Thank you very much, yes I was doing a bit of research and I think they are bit to big and I don't really have the space nor money for a tank bigger then that. oh really I was hoping for to just be able to hold it every day I was unaware that it wasn't a good thing for it. and I just had a look and there aren't any around my area. what do you think about a carpet snake?


----------



## pinefamily (Aug 9, 2017)

A Darwin or a Murray Darling are good choices for a python you want to handle. Either would be fine in a 4 ft tank. If you go for a Darwin, try and get an albino; they tend to be calmer in temperament than normal ones IMO.


----------



## Lazreilly (Aug 9, 2017)

Albino darwins are very calm and placid snakes . Also get some awesome colours too


----------



## Snapped (Aug 10, 2017)

Agree with the Albino Darwin and Murray Darling being a good first snake. 

I have both, they are both super calm, easy to handle, feed etc etc. My MD was my first snake, I got him when he was an adult, so a decent size around 6 foot. I was as nervous as hell having never handled a snake before, but I researched, let him settle in for 3 weeks before I had the guts to hook him out and hold him. haha...he was such a great first snake, he taught me a lot. He's still a big calm boy, kids can handle him (under supervision) and he's never attempted to strike or bite.

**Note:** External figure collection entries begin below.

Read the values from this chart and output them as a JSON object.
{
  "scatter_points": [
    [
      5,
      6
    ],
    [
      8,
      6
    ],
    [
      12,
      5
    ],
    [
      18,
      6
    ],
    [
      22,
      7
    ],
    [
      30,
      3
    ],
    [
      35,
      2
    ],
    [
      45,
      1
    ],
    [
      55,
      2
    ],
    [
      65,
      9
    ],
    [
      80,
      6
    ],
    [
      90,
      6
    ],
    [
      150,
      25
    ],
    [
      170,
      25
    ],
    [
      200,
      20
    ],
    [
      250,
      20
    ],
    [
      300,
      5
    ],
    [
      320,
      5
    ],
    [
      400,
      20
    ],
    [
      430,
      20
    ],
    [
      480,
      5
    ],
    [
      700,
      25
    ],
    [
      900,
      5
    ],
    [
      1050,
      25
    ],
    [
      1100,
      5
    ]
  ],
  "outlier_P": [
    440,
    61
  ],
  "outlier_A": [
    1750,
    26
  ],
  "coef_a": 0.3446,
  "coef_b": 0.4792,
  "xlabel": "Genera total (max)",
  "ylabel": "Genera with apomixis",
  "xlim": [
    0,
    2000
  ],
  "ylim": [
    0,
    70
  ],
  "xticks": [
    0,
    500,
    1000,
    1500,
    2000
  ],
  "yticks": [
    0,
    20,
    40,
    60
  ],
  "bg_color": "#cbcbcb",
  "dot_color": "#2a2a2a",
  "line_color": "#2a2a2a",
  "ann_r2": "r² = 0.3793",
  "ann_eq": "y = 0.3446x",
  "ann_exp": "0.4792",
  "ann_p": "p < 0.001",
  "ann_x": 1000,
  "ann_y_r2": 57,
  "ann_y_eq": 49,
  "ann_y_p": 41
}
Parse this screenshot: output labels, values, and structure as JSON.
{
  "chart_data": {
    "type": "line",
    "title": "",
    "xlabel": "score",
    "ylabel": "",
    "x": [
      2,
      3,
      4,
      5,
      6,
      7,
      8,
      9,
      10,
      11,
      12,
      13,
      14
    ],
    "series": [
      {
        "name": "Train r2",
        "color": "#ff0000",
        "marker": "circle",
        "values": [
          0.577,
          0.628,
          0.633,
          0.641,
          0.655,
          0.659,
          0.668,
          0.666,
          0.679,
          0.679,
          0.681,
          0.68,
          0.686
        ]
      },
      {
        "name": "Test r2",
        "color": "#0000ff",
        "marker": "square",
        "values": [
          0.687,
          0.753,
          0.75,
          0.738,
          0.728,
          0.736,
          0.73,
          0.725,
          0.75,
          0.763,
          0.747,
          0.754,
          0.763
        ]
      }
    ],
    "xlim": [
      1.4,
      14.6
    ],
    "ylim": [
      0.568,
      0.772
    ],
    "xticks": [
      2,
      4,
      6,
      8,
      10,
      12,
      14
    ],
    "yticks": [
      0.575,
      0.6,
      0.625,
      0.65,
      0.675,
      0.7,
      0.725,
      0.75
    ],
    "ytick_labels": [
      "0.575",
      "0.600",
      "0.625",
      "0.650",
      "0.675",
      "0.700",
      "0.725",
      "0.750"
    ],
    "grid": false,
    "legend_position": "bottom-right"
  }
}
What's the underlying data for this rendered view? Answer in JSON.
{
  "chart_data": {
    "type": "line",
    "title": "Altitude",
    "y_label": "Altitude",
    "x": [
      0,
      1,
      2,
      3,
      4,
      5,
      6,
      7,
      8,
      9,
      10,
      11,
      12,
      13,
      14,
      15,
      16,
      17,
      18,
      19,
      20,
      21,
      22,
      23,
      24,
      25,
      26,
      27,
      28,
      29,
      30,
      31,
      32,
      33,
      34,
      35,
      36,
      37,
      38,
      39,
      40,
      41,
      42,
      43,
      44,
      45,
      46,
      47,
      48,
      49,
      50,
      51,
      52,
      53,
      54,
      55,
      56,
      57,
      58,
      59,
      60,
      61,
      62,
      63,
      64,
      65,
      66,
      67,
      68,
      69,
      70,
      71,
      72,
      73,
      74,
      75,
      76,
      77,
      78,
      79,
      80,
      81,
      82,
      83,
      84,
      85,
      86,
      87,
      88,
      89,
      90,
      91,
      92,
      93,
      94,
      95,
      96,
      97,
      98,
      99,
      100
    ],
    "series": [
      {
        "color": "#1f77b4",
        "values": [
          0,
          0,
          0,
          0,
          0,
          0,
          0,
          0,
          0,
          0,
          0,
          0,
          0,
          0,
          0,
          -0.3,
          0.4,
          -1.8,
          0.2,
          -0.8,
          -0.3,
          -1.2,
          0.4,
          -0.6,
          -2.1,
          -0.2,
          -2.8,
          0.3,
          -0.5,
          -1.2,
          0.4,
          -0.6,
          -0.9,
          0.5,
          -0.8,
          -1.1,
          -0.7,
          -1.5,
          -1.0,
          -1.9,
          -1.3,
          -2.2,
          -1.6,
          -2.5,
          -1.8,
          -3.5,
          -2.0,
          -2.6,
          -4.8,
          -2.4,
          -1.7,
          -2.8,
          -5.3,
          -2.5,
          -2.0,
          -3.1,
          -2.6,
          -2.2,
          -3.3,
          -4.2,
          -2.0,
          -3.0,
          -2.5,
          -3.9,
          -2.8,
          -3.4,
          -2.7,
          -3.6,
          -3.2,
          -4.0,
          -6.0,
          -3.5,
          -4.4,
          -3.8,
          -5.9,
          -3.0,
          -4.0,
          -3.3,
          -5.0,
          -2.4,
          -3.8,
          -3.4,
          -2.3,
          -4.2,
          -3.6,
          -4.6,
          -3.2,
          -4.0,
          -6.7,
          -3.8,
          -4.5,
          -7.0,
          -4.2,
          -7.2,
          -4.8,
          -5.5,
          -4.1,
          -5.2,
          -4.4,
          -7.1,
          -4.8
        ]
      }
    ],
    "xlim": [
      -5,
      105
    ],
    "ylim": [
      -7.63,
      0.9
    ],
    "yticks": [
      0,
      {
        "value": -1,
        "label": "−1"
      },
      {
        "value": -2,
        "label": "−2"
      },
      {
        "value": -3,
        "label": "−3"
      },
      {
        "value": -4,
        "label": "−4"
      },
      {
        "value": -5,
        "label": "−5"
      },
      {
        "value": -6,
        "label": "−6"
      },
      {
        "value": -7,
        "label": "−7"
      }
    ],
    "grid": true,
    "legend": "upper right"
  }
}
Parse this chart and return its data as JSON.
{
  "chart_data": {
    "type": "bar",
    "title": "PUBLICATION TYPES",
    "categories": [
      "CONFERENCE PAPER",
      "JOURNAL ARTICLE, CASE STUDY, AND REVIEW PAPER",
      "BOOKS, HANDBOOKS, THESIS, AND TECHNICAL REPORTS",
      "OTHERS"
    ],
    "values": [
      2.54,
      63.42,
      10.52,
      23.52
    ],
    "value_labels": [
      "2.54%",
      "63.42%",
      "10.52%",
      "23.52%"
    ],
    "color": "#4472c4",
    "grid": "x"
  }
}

My Albino I got as a hatchy, and even then he was calm and didn't mind being handled, so gentle. Perfect (and stunning to look at) boy who's now much bigger and still as gentle as a lamb.


----------



## Brandon (Aug 10, 2017)

thanks heap everyone but there are not any near me for purchase. So I'm going with a children's carpet python.


----------



## Nero Egernia (Aug 10, 2017)

Brandon said:


> thanks heap everyone but there are not any near me for purchase. So I'm going with a children's carpet python.



What's a Children's Carpet Python?


----------



## Bl69aze (Aug 10, 2017)

He's taking a kids carpet python 

@Brandon no carpet with children's


----------



## MANNING (Aug 10, 2017)

Brandon said:


> .... So I'm going with a children's carpet python.



Scrap the carpet in the middle mate
Children's Python - 
Antaresia Childreni


----------



## MANNING (Aug 10, 2017)

Oshkii said:


> What's a Children's Carpet Python?



Beat me to it


----------



## Brandon (Aug 10, 2017)

oh really haha children's python then


----------